Orbit Statement

Written and letterpressed for work Orbit.

Where the Sky Begins

The place where past and present meet is a liminal state. It is not unlike the skin that protects internal organs from the elements, or the surface of the ocean, where vessels skim the division between sea and sky. The place where past and present meet is not unlike a window, which allows views in as well as out.

The liminal state is a tenuous one. We gain perspective only by cycling back and forth. We see the outdoors from inside our home, and we see our home as we return to it from our ventures in the world. Some of these states are more easily grasped by us than are others — more easily sensed, observed, accessed. It is a fairly simple exercise to determine where your body ends and where the world beyond it begins — easier, say, than resolving the atmospheric koan as to where, exactly, the sky begins.

Certainly, we cannot step into the past with the same ease with which we can open our front door. However, once we accept that the division between past and present resembles more familiar liminal states, we can map common experiences onto the more esoteric.

To take a seat on Paolo Salvagione’s Orbit is to ride that liminal state. To buckle in and pull tight its strap is to acknowledge the tenuous nature of being in between realms, as if taking precautions against psychic turbulence, as well as physical injury. To take that seat is to enter a mode of technologically mediated meditation. To submit to Orbit is to momentarily float free from gravity, free from now.

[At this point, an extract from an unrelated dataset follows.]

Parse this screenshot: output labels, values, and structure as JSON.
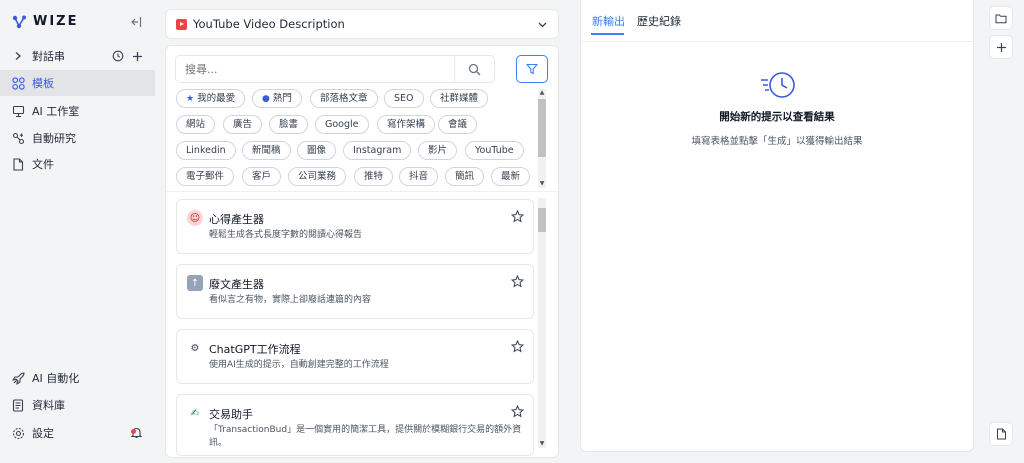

And to participate in Orbit is to discover yet another liminal state. This is the one that art posits between object and audience. For to truly appreciate Orbit is to participate in it. And to participate in it is to view the work by becoming part of it. And to become part of it is to be viewed by others who stand waiting to, themselves, take that seat. To participate in Orbit is to engage in its exquisite cyclical nature — not just the cycle inherent in its physical structure, but the cycle inherent in approaching it, observing it, becoming part of it, and then stepping off it to observe it anew.